Bu durumu, hangi ilke ile izah edebilirsiniz?
2- İktidar kavgasının en keskini, 1983'ten itibaren siviller arasında yaşanmaktadır. Ve sivil iktidarlar, göstermelik demokrasi modelinden asla ve asla vazgeçmemişlerdir. Gerçek bir demokrasinin kurulması için, en ufak bir gayret göstermemişlerdir. İktidarın mutlak hakimiyetinin huzursuzluk ve keyfilik yaratacağını; Türkiye'yi, gerçek hedeflerinden uzaklaştıracağını, asla ve asla düşünmemişlerdir. İktisaden olumsuzluklar meydana gelince, ülkenin ekonomisine hakim zümreler, ellerinde bulundurdukları medya vasıtasıyla rejim tartışmaları yaratarak, bir sonraki iktidardan faydalanmayı hedeflemişlerdir. Uygulanan göstermelik demokrasinin meydana getirdiği gerçek iktidar kavgası da, işte bu çıkar kavgasıdır. Öyle olması da gayet normaldir. Zira Türkiye; Finans ve Bankacılık kesimiyle, Türkiye'nin ekonomisini istek ve çıkarları doğrultusunda yönlendirmesini başaran ve idareleri baskı altında tutan 15-20 holdinge esir edilmiştir. Bir de, müthiş zenginleşen karapara sahiplerinin...

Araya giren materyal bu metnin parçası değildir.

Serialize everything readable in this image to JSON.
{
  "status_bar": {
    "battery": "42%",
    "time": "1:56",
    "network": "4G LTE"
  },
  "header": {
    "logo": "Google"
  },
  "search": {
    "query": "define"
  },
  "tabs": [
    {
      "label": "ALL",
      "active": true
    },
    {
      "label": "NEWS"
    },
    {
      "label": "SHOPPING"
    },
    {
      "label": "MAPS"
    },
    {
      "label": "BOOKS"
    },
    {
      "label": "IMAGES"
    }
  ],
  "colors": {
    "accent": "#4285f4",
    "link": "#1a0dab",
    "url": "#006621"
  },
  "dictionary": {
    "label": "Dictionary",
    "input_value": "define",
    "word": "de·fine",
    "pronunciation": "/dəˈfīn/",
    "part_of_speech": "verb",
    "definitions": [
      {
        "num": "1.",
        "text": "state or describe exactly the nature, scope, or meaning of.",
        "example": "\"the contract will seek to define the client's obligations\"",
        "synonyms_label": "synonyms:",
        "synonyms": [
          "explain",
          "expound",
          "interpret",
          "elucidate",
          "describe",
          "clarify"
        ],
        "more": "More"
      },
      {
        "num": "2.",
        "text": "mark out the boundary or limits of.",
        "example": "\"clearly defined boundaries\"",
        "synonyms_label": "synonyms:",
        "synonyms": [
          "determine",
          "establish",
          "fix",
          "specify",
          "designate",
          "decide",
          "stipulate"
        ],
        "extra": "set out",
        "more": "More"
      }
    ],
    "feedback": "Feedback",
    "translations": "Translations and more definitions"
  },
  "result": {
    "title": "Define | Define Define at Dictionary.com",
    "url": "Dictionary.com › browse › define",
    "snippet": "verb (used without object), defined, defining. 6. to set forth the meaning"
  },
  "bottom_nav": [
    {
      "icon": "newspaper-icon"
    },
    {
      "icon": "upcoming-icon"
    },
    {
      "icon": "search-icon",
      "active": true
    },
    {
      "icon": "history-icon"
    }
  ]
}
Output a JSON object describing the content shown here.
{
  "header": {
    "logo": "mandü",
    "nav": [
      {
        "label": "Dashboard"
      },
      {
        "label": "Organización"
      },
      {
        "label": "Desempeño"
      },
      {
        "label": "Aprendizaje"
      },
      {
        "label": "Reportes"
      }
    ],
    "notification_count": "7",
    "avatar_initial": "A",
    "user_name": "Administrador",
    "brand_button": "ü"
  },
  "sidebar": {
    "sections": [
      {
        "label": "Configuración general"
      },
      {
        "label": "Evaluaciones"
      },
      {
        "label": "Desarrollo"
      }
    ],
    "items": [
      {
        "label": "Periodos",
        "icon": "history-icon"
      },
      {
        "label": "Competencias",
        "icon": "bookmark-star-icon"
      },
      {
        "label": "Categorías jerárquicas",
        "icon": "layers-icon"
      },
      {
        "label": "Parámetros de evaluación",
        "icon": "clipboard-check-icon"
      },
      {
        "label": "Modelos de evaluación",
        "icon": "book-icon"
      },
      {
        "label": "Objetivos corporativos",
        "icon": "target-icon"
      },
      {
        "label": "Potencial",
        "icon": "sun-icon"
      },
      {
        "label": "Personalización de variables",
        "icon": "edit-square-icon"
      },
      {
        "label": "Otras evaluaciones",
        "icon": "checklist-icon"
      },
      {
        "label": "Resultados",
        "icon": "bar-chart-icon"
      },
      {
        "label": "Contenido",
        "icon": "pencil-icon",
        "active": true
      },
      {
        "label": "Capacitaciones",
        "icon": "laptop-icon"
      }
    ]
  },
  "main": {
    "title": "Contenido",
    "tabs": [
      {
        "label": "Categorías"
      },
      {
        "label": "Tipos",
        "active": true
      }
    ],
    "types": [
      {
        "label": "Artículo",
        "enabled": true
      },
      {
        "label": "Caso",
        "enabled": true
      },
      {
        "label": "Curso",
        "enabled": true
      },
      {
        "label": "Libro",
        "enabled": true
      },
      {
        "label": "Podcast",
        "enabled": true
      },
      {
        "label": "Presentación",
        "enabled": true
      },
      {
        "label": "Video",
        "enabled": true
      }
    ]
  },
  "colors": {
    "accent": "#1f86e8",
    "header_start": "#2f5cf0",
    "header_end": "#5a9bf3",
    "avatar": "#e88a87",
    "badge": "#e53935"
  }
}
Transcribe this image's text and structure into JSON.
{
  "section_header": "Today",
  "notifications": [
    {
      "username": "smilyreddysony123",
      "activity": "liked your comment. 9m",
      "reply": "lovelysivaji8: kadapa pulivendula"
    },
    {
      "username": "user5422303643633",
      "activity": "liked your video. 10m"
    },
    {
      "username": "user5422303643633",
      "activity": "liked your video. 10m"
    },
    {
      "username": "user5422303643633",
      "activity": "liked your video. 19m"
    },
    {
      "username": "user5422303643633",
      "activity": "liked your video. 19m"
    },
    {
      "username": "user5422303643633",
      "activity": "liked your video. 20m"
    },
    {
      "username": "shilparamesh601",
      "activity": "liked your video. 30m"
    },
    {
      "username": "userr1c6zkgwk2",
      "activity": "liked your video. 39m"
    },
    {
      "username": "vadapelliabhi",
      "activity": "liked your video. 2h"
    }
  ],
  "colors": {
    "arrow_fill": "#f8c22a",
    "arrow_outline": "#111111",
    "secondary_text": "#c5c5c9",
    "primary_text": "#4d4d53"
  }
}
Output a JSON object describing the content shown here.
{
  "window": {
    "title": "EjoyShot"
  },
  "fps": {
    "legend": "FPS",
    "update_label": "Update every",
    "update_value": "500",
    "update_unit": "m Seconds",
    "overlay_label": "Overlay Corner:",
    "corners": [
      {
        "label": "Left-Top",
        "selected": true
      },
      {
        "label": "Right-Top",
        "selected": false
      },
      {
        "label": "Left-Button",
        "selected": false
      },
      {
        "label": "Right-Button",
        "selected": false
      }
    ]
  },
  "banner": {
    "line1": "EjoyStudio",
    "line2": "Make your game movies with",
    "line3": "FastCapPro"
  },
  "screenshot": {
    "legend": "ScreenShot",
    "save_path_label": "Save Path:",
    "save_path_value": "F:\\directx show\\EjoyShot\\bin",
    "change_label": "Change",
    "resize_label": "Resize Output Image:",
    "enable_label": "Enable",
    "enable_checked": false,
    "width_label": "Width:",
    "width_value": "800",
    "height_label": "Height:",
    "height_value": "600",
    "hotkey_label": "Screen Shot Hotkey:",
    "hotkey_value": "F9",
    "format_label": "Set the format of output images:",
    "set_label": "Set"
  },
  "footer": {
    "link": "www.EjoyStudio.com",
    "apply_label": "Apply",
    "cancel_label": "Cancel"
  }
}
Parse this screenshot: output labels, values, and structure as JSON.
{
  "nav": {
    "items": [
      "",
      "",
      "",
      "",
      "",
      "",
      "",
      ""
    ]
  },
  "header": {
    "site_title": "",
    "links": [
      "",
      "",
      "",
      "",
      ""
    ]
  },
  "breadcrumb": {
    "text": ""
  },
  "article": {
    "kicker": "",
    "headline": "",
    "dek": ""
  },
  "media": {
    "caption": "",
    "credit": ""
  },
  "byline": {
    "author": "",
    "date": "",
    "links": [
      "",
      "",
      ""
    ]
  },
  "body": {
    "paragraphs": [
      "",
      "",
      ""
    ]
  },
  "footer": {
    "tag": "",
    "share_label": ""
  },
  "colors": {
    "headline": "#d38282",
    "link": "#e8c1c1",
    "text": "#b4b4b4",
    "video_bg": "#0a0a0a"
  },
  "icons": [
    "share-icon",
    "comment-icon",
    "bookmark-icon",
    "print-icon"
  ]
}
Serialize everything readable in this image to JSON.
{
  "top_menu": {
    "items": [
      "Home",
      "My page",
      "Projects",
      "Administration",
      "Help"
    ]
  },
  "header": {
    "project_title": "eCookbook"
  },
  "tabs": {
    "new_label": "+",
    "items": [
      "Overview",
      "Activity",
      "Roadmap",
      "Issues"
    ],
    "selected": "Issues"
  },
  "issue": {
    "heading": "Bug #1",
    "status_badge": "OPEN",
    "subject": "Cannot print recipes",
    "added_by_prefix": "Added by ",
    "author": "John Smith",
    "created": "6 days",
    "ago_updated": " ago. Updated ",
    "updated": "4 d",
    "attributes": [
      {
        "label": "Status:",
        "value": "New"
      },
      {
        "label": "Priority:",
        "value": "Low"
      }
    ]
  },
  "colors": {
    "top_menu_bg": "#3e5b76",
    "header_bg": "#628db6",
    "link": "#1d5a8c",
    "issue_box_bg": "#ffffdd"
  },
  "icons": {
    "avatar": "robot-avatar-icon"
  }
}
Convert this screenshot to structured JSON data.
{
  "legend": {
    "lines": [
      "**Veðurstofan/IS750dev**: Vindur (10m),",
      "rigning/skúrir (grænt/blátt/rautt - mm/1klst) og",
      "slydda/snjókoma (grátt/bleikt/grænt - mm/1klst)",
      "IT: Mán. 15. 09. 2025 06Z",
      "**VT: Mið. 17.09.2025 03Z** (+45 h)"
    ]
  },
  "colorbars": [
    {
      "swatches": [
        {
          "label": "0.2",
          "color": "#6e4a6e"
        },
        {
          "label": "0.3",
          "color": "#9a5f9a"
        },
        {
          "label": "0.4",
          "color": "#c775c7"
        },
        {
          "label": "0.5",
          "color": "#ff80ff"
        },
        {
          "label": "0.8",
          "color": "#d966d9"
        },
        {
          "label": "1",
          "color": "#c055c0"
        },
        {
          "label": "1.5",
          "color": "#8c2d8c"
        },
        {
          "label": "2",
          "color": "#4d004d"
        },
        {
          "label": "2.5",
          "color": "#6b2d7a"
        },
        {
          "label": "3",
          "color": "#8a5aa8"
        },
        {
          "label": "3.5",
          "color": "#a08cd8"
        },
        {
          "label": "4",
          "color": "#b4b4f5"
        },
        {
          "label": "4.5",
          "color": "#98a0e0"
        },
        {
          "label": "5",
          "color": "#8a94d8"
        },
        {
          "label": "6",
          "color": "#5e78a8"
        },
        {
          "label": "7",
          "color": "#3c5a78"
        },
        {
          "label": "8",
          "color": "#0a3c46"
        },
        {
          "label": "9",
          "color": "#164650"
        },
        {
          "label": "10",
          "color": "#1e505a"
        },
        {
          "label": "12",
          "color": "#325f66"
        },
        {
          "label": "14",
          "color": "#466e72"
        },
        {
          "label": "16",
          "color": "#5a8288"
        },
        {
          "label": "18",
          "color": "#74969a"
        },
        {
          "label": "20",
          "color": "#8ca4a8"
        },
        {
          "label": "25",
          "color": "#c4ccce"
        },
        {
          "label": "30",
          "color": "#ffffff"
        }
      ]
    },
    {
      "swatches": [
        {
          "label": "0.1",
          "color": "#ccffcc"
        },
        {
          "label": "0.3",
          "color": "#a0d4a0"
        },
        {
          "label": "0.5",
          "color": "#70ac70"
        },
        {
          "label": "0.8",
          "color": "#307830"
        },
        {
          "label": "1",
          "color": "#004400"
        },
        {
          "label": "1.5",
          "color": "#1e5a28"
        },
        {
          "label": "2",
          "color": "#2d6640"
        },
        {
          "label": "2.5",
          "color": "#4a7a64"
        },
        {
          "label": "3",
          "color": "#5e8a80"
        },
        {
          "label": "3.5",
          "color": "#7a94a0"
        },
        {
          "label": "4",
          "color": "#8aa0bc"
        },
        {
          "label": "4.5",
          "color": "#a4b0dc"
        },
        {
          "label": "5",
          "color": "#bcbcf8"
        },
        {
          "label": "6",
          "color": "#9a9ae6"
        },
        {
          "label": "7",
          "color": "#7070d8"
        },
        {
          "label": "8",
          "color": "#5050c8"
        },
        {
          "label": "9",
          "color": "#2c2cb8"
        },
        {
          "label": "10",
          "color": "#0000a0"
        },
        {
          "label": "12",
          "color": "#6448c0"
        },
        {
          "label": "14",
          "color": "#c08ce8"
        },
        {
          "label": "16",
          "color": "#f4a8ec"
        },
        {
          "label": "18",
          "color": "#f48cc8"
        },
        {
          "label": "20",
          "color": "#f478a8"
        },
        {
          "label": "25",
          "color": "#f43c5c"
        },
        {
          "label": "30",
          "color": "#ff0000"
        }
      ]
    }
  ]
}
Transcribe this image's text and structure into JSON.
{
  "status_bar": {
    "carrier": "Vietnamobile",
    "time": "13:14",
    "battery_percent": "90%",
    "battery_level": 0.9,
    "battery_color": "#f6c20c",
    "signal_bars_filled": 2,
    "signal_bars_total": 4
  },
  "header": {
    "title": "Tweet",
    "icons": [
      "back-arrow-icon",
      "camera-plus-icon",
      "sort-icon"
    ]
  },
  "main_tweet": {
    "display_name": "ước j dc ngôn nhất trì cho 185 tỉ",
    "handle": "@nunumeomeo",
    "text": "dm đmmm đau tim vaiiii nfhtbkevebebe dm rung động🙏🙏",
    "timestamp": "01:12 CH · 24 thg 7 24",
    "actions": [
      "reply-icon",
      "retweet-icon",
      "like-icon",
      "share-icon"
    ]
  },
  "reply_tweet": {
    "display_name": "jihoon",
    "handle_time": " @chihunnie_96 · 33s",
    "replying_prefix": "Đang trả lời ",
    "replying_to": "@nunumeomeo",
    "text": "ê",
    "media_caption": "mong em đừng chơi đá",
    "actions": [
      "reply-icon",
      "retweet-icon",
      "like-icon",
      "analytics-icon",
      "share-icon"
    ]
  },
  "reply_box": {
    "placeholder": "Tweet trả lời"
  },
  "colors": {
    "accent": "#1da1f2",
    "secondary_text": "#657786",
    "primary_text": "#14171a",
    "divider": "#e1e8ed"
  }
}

Bu gerçekler tahtında Askerlerin, iktidar kavgasının neresinde olduğunu söyleyebilir misiniz?
Övdüğünüz ve muhafazasına çalıştığınız sivil düzen, bu değil midir?
3- Belli ki; "Aksi de olur.." ifadenizle bir askeri darbeyi kast etmektesiniz.
Evet, bugün ülkemizde bir askeri darbenin olmasını arzu edenler ve hatta bu hususta olanca güçleriyle çalışanlar mevcuttur. Ama; biliniz ki, darbe isteyenler ve bunun için çalışanlar, askerler değildir. Darbe isteyenler, dış husumet mihraklarına hizmet eden ve gerçek misyonlarını gizleyen satılmış misyonerlerdir. Geçmiş dönemlerde olduğu gibi, kaos yaratarak darbe ortamını hazırlamak için çalışmaktadırlar. Türk Silahlı Kuvvetlerine saldırarak, askerleri tahrik etmekte gayet ustadırlar. Ne var ki; bugün askerler, demokrat görünümlü hainlerin veya gafillerin niyetlerini gayet iyi bildikleri için, bu tuzağa düşmemişlerdir. Çünkü askerler, herkesten fazla demokrattırlar.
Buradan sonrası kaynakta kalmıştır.